In a two-phase mixture, e.g. of the water-oil type, it is known that the dynamic proportion can be obtained from three parameters, namely: the total flowrate (the instantaneous flowrate of all phases taken together); the static proportion; and a third parameter which is usually the relative slippage velocity of water relative to oil.
Conventionally, the total flowrate is obtained by means of a logging apparatus provided with a flowmeter which may either be of the propeller type (U.S. Pat. No. 3,630,078) or else of the vortex emission type (U.S. Pat. No. 4,442,711). Further, the slippage velocity is usually determined by calculation from values for the static proportion and the relative density, as described for example in U.S. Pat. No. 3,909,603.
The aim of the present invention is to determine the static proportion of one of the phases, and in particular in a flow comprising a mixture of oil and water.
Numerous methods are known for determining the static proportion of each phase. They may be classified into three groups, depending on whether a measurement is performed overall on the entire section of the casing; by sampling a fraction of the flow; or by performing a so-called "local" measurement taken at a point in the flow.
An example of overall measurement is given by measuring the average density of each phase using a differential pressure device or gradient manometer as shown by U.S. Pat. No. 3,455,157. This known device is simple to use, but its accuracy falls off considerably when the flowrate is relatively high i.e. more than about 2000 bbl/d (13 m.sup.3 /h) and with increasing well inclination.
One known way of performing measurements by sampling, makes use, for example, of two plates of a capacitor placed in the flow with variations in capacitance being measured; another method consists in irradiating a deflected portion of the flow with photons. These types of measurements rely on a sample of the flow and it is never certain that the sample is truly representative of the flow.

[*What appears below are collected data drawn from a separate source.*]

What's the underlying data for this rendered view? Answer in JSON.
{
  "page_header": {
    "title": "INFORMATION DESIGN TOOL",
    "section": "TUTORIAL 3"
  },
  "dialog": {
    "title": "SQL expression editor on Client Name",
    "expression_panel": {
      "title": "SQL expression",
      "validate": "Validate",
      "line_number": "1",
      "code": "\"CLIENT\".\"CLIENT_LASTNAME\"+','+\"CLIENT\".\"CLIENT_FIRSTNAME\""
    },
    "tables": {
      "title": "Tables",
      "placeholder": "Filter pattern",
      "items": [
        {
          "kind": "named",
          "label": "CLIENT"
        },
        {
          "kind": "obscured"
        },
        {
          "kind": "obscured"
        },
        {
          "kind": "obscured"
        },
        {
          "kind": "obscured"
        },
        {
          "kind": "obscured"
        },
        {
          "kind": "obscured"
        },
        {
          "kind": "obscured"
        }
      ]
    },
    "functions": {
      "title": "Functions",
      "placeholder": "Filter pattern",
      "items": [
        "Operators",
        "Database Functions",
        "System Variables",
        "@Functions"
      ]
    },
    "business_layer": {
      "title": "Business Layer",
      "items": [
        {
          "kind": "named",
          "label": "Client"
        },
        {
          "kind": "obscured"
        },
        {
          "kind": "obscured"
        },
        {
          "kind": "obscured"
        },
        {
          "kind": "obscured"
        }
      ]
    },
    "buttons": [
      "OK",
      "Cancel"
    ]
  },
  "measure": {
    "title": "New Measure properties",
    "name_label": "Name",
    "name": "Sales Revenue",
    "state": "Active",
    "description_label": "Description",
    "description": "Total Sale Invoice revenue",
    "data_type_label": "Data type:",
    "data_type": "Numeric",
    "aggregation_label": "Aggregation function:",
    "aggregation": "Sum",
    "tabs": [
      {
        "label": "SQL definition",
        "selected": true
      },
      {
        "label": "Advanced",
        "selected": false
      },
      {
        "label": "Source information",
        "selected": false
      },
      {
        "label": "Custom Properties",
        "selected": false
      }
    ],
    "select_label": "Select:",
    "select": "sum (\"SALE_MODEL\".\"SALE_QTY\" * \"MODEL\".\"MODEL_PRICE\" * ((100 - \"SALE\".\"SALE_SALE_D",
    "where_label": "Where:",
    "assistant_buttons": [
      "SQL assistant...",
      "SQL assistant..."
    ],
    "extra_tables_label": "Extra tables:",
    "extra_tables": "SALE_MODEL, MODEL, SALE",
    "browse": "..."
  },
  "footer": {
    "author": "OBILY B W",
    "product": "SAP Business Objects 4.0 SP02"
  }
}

Local measurements are spot measurements of a physical characteristic of the phase present at the end of a sensor. The characteristic takes only one given value for each phase because of the small size of the sensor relative to the bubbles of one of the phases flowing in the other phase which is referred to as the "continuous" phase. Since the sensor is disposed at a single point in the flow, a measurement of the static proportion at said point is obtained by integrating measurements over a period of time.
The main known methods of performing local measurements are of the electrical type where resistivity is measured (see, for example, U.S. Pat. No. 3,792,347) or of the optical type where a light ray is refracted at the end of an optical fiber (see the article published in "La Houille Blanche" number 5/1978, pages 351-355), or of the radiofrequency type in which the dielectric constant is measured (see German Pat. No. 2,558,588).
Theoretically, the average value of the static proportion of each phase on the borehole cross-section can be obtained from local measurements by performing measurements at multiple measuring points, an by integrating the local measured values over the entire cross-section of the well. To this end, either a plurality of sensors are used to enable the measurements to be performed simultaneously, with the consequent risk of the flow being disturbed and with various construction difficulties, or else a sensor (or a few sensors) is displaced to each measurement point, thereby giving rise to an unfortunate loss of time.
The present invention makes it possible at each depth to obtain the value of the average static proportion of each phase over the entire well cross-section corresponding to a given depth, with said values being accurate and obtained with considerable saving of time.